In response, Minister Ahn said, "We need to standardize so AI can read it," and added, "We are preparing to convert HWP into PDF files and other formats to make it 'machine readable.'" President Lee then asked again, "If you convert to PDF, can everything be read," and Ahn answered, "In general cases it can, but when it is opaque, it cannot be read even as a PDF file, so another technical conversion is needed." President Lee said, "If we fully leverage technology, there will be a way," and ordered, "It cannot be done by hand; please find a solid technical solution."

This remark marks the first time the president has publicly highlighted that high-quality data—central to the AI era—is not being properly used because of outdated government practices. It is interpreted as a strong message that the entire document system must be fundamentally improved to enhance data usability.

◇ Most public documents are in HWP… "Even ChatGPT can't read them"

Most public documents produced by the government and public institutions are currently distributed as files with the HWP extension. According to a survey on "AI use in the public sector" conducted by Democratic Party of Korea lawmaker Wi Seong-gon from Sept. 17 to Oct. 6 of last year among civil servants in central ministries and metropolitan and basic local governments, 91.1% of 14,208 public officials nationwide said they mainly use HWP and PDF for administrative documents such as reports and plans. In the early days of public-sector computerization, the government encouraged the use of Hancom Office to foster the domestic software (SW) industry. As a result, while public institutions are not required to use HWP, it continues to this day as a matter of practice.

However, as AI technology has advanced and the importance of data has grown, calls are increasing for improvements to boost the use of public data. Public documents are cited as the data most needed by AI developers. They are written in refined language, and policies and administrative flows are systematically organized by causality, making them optimal for improving domestic information and Korean-language understanding. But HWP is a closed document format with a strong focus on security, and when extracting data for AI training, context can break or only meaningless binary information remains, undermining usefulness, critics say.

To address this, HANCOM in 2021 changed the default format of Hancom Office documents from the closed HWP to the open HWPX. HWPX is a machine-readable format that allows data classification and extraction without separate processing. The government also switched its document storage standard from HWP to HWPX starting in 2021. Still, there are reports of limits in the field. Past documents already created in HWP are still used, and if users do not use the HWPX version of Hancom Office, there are restrictions on data use.
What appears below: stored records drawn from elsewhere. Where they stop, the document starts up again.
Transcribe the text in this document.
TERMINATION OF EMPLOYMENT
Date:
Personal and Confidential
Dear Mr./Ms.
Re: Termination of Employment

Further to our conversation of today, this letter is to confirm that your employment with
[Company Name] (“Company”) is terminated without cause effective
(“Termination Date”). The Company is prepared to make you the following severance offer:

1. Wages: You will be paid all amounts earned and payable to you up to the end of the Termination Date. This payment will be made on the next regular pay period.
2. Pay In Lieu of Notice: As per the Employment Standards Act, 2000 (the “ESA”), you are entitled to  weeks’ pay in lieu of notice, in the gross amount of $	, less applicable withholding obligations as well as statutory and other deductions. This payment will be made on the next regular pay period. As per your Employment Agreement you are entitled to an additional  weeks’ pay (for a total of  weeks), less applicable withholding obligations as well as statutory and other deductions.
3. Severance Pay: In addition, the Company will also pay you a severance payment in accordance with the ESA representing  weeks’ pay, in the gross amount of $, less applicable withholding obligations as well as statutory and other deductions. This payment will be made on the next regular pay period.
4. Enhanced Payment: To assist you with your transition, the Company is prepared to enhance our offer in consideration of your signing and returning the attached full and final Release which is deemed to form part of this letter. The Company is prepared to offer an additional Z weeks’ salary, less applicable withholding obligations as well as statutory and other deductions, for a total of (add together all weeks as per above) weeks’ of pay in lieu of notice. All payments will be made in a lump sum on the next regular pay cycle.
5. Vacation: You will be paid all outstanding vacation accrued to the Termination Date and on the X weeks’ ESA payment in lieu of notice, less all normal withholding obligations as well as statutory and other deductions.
Global AI companies are focusing on document formats that are internationally used rather than HWP. In fact, ChatGPT, the most widely used Generative AI in Korea, cannot directly read the HWP format, requiring a separate conversion process. For this reason, if public documents are produced and distributed mainly in HWP, points of connection with the global AI ecosystem will inevitably be limited, critics say.
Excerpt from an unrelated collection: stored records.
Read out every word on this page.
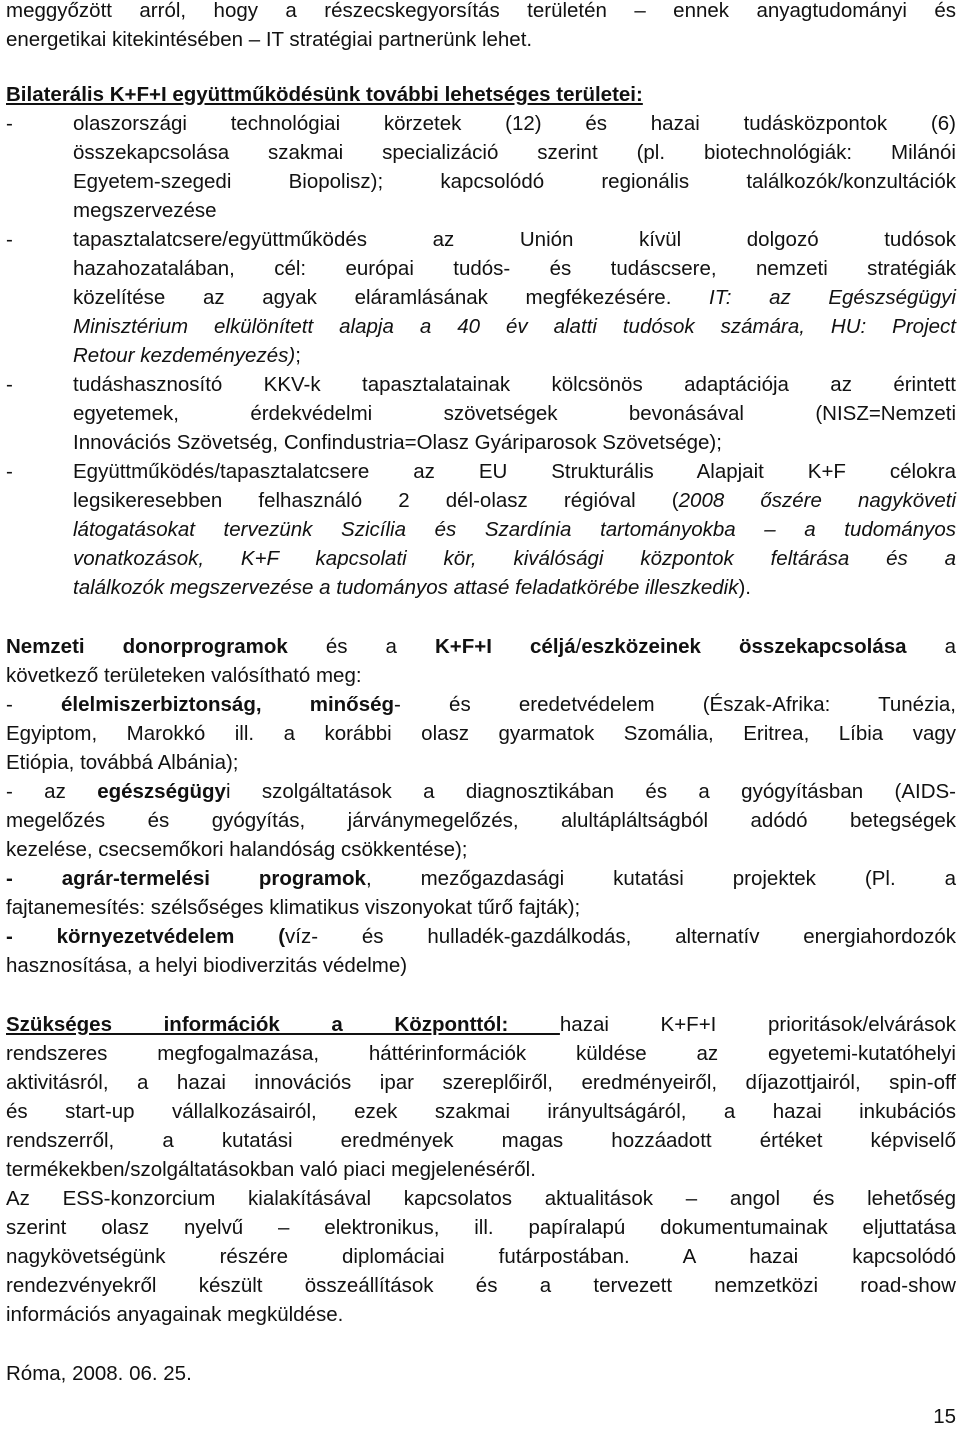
meggyőzött arról, hogy a részecskegyorsítás területén – ennek anyagtudományi és
energetikai kitekintésében – IT stratégiai partnerünk lehet.
Bilaterális K+F+I együttműködésünk további lehetséges területei:
-	olaszországi technológiai körzetek (12) és hazai tudásközpontok (6)
összekapcsolása szakmai specializáció szerint (pl. biotechnológiák: Milánói
Egyetem-szegedi Biopolisz); kapcsolódó regionális találkozók/konzultációk
megszervezése
-	tapasztalatcsere/együttműködés az Unión kívül dolgozó tudósok
hazahozatalában, cél: európai tudós- és tudáscsere, nemzeti stratégiák
közelítése az agyak eláramlásának megfékezésére. IT: az Egészségügyi
Minisztérium elkülönített alapja a 40 év alatti tudósok számára, HU: Project
Retour kezdeményezés);
-	tudáshasznosító KKV-k tapasztalatainak kölcsönös adaptációja az érintett
egyetemek, érdekvédelmi szövetségek bevonásával (NISZ=Nemzeti
Innovációs Szövetség, Confindustria=Olasz Gyáriparosok Szövetsége);
-	Együttműködés/tapasztalatcsere az EU Strukturális Alapjait K+F célokra
legsikeresebben felhasználó 2 dél-olasz régióval (2008 őszére nagyköveti
látogatásokat tervezünk Szicília és Szardínia tartományokba – a tudományos
vonatkozások, K+F kapcsolati kör, kiválósági központok feltárása és a
találkozók megszervezése a tudományos attasé feladatkörébe illeszkedik).
Nemzeti donorprogramok és a K+F+I céljá/eszközeinek összekapcsolása a
következő területeken valósítható meg:
- élelmiszerbiztonság, minőség- és eredetvédelem (Észak-Afrika: Tunézia,
Egyiptom, Marokkó ill. a korábbi olasz gyarmatok Szomália, Eritrea, Líbia vagy
Etiópia, továbbá Albánia);
- az egészségügyi szolgáltatások a diagnosztikában és a gyógyításban (AIDS-
megelőzés és gyógyítás, járványmegelőzés, alultápláltságból adódó betegségek
kezelése, csecsemőkori halandóság csökkentése);
- agrár-termelési programok, mezőgazdasági kutatási projektek (Pl. a
fajtanemesítés: szélsőséges klimatikus viszonyokat tűrő fajták);
- környezetvédelem (víz- és hulladék-gazdálkodás, alternatív energiahordozók
hasznosítása, a helyi biodiverzitás védelme)
Szükséges információk a Központtól: hazai K+F+I prioritások/elvárások
rendszeres megfogalmazása, háttérinformációk küldése az egyetemi-kutatóhelyi
aktivitásról, a hazai innovációs ipar szereplőiről, eredményeiről, díjazottjairól, spin-off
és start-up vállalkozásairól, ezek szakmai irányultságáról, a hazai inkubációs
rendszerről, a kutatási eredmények magas hozzáadott értéket képviselő
termékekben/szolgáltatásokban való piaci megjelenéséről.
Az ESS-konzorcium kialakításával kapcsolatos aktualitások – angol és lehetőség
szerint olasz nyelvű – elektronikus, ill. papíralapú dokumentumainak eljuttatása
nagykövetségünk részére diplomáciai futárpostában. A hazai kapcsolódó
rendezvényekről készült összeállítások és a tervezett nemzetközi road-show
információs anyagainak megküldése.
Róma, 2008. 06. 25.
15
Hancom's position is that it is addressing related issues through the shift to HWPX and technological advances. A Hancom official said, "The current default storage format HWPX is an XML-based structure that follows international standards and is suitable for AI use, and we provide tools free of charge to convert HWP files to HWPX," adding, "We also provide 'Hancom Data Loader' technology that can directly extract text and document structure information from HWP binary files without a separate conversion process."

The official added, "For large language model (LLM) training, it is less that a specific format is technically impossible and more a timing issue based on the support priorities and strategies of LLM corporations," and said, "In fact, Google's Gemini 3.0 supports not only HWPX but also the HWP format, so data compatibility will improve going forward."

※ This article has been translated by AI. Share your feedback here.